The Company’s share repurchase program has been in place since August 2004. In the aggregate, the Board of Directors has authorized the Company to repurchase $16.7 billion of the Company’s common stock under the program, which includes the $8.5 billion authorization approved by the Board of Directors on August 25, 2021. The Company may repurchase outstanding shares of its common stock from time to time in the open market and through privately negotiated transactions. Unless terminated earlier by resolution of the Company’s Board of Directors, the repurchase program will expire when the Company has repurchased all shares authorized under the program. As of November 2, 2024, the Company had repurchased a total of approximately 207.7 million shares of its common stock for approximately $15.0 billion under this program. An additional $1.7 billion remains available for repurchase of shares under the current authorized program. The repurchased shares are held as authorized but unissued shares of common stock.
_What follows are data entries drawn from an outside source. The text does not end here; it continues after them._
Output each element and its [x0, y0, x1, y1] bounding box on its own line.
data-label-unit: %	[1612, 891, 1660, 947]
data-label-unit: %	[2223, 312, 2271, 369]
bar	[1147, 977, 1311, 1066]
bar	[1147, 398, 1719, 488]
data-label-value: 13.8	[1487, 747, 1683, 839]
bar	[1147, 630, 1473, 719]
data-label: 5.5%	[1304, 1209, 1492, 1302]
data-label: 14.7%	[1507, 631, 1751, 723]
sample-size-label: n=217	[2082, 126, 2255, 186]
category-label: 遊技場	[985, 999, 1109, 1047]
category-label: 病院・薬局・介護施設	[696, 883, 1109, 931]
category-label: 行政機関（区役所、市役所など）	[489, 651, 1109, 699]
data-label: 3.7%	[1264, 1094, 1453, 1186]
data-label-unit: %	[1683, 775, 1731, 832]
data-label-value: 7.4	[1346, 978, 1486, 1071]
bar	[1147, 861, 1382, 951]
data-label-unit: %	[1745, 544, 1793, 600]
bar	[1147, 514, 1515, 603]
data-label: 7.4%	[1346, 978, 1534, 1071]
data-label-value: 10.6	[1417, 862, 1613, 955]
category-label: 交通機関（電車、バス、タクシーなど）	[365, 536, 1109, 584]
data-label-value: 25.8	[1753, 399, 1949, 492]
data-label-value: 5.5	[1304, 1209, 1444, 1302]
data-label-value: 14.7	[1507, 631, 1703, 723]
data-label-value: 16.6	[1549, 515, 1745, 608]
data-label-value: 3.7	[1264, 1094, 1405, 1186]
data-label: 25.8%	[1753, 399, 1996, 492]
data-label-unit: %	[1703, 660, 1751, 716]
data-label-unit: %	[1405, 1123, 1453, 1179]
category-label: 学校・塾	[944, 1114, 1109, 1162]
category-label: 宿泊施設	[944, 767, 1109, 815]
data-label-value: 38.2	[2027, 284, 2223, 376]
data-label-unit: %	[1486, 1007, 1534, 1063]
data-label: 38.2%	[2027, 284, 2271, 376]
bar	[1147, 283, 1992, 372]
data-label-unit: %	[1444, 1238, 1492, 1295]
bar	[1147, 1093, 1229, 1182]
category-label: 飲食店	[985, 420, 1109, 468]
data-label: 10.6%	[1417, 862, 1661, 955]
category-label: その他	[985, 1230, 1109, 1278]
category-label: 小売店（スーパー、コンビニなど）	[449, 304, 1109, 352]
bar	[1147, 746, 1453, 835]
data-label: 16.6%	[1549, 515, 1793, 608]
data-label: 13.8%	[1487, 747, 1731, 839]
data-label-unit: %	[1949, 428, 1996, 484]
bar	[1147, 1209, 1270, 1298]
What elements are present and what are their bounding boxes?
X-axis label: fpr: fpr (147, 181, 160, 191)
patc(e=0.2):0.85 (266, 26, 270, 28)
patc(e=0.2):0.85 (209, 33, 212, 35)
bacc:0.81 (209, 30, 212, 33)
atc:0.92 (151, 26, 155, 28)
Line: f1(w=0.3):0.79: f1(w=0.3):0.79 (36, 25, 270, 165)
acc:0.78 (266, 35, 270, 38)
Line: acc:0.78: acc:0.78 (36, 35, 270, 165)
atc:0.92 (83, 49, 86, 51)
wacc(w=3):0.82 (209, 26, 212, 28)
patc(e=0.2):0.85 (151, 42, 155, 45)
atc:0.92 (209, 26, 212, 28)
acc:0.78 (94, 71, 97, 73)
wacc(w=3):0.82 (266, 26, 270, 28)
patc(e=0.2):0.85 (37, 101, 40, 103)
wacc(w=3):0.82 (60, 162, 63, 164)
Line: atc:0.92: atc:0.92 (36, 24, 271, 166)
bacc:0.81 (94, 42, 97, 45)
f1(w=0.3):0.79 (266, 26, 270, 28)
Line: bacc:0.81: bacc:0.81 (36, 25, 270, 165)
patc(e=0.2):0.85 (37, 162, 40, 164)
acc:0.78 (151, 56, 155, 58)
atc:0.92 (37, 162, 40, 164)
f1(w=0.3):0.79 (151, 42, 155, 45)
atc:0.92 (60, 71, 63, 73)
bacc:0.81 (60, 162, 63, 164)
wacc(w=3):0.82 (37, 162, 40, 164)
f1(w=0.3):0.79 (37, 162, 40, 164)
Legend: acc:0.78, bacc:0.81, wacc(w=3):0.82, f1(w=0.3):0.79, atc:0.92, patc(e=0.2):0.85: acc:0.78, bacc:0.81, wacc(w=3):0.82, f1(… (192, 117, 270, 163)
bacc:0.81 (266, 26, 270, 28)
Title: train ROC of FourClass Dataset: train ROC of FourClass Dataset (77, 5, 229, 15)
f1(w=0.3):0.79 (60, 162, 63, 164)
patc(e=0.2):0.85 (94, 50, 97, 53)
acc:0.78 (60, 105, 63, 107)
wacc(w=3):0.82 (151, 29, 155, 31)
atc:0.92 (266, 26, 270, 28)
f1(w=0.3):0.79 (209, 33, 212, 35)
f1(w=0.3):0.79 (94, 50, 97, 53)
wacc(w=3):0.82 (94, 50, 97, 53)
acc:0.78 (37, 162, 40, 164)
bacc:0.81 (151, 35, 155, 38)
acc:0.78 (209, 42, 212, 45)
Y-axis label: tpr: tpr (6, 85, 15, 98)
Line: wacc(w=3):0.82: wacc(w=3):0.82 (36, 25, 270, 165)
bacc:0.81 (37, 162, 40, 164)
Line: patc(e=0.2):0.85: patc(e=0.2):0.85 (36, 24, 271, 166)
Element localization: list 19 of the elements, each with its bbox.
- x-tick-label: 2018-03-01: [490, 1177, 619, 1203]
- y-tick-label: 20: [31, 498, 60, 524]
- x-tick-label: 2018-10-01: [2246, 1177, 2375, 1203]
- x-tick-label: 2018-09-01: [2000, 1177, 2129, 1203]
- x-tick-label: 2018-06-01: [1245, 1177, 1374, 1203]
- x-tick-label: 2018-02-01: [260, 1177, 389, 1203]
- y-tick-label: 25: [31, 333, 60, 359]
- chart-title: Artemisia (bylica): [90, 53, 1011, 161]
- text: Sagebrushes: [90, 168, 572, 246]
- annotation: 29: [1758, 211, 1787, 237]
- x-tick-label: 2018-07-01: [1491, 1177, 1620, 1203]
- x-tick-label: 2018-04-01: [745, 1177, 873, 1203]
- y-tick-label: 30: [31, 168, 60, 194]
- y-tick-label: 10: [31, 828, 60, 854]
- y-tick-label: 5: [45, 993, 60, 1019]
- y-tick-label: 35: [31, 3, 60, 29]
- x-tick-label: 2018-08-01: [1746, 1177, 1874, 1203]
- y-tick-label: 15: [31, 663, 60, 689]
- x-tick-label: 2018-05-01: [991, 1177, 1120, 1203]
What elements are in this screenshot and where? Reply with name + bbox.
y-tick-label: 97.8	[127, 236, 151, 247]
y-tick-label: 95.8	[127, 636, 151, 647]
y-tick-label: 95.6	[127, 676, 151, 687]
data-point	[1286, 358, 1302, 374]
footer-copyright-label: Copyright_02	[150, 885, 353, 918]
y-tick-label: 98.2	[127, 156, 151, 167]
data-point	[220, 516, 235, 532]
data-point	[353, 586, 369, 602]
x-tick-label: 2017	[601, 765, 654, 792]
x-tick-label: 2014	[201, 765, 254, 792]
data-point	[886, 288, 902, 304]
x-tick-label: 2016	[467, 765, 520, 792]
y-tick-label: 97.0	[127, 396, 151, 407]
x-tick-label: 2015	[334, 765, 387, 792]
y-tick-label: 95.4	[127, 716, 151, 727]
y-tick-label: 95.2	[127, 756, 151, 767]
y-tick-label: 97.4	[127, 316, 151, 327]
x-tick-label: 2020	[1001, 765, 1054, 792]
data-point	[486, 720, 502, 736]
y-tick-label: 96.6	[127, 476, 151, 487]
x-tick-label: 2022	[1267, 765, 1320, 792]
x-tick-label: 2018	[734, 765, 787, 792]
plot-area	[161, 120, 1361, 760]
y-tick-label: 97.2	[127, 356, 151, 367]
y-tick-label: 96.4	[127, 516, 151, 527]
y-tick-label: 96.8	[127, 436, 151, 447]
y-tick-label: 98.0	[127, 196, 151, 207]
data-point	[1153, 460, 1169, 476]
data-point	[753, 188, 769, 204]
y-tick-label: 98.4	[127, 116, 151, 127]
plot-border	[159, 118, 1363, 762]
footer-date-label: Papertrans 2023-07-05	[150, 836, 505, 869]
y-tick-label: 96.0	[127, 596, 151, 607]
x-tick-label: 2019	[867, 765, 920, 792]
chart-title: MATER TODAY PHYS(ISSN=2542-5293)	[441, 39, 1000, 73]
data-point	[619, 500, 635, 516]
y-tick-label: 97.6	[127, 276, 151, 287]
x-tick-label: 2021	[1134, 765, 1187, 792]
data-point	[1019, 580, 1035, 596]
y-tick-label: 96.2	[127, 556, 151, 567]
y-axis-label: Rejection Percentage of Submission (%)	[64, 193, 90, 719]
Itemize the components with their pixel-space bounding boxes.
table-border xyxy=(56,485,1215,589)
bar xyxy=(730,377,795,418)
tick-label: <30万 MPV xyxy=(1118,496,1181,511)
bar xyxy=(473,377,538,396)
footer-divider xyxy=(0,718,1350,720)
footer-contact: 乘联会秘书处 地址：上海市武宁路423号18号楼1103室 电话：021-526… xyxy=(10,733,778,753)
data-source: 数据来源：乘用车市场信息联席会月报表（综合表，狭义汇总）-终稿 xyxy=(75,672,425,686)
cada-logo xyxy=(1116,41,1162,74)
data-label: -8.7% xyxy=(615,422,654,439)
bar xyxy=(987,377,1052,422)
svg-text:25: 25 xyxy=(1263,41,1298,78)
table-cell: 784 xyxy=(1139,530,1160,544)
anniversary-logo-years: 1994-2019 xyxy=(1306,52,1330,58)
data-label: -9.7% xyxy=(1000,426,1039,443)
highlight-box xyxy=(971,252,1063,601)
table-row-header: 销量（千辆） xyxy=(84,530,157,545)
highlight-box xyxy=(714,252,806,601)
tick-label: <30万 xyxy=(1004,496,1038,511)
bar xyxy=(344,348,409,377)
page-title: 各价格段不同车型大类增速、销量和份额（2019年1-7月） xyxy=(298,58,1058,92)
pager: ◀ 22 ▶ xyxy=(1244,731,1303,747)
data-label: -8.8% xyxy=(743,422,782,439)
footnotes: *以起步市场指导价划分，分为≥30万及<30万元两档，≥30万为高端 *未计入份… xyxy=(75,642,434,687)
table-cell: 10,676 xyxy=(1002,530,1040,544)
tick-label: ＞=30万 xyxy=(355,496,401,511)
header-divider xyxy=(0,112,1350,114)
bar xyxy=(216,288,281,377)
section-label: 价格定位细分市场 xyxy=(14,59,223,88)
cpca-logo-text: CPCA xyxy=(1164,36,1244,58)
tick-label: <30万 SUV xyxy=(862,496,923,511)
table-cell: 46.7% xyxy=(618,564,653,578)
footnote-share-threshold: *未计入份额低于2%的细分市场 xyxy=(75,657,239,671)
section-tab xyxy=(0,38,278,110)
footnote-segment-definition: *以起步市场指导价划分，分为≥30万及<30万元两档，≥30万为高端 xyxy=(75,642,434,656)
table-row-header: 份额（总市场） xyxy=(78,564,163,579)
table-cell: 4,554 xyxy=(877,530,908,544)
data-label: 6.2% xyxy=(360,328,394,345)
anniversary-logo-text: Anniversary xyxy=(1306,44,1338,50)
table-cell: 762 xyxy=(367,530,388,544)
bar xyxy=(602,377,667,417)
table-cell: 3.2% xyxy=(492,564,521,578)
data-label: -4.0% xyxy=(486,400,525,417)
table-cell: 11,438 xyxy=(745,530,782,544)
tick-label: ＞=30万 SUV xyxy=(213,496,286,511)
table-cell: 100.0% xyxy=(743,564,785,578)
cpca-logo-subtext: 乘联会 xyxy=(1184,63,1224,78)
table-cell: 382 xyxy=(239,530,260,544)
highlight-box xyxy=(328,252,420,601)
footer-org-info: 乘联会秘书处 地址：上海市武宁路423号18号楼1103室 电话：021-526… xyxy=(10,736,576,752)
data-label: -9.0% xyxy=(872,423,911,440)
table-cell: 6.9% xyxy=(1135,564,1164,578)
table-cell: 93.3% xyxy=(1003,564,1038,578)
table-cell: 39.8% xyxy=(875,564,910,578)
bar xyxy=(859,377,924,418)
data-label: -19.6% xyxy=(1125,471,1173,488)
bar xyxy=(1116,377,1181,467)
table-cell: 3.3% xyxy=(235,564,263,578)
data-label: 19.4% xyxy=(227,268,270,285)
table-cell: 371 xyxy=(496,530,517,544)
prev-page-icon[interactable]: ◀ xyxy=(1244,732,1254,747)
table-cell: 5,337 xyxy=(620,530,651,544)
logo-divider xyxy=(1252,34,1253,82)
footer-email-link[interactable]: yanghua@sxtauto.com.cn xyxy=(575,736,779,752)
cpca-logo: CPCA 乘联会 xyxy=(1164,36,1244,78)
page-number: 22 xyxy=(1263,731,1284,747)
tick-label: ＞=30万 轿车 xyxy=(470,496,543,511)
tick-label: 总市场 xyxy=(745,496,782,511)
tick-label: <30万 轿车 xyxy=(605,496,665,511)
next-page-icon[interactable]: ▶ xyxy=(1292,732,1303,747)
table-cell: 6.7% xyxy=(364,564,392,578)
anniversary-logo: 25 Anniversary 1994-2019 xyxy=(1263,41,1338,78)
The Company also, from time to time, repurchases shares in settlement of employee tax withholding obligations due upon the vesting of restricted stock units/awards or the exercise of stock options. The withholding amount is based on the employee’s minimum statutory withholding requirement.
Preferred Stock
The Company has 471,934 authorized shares of $1.00 par value preferred stock, none of which is issued or outstanding. The Board of Directors is authorized to fix designations, relative rights, preferences and limitations on the preferred stock at the time of issuance.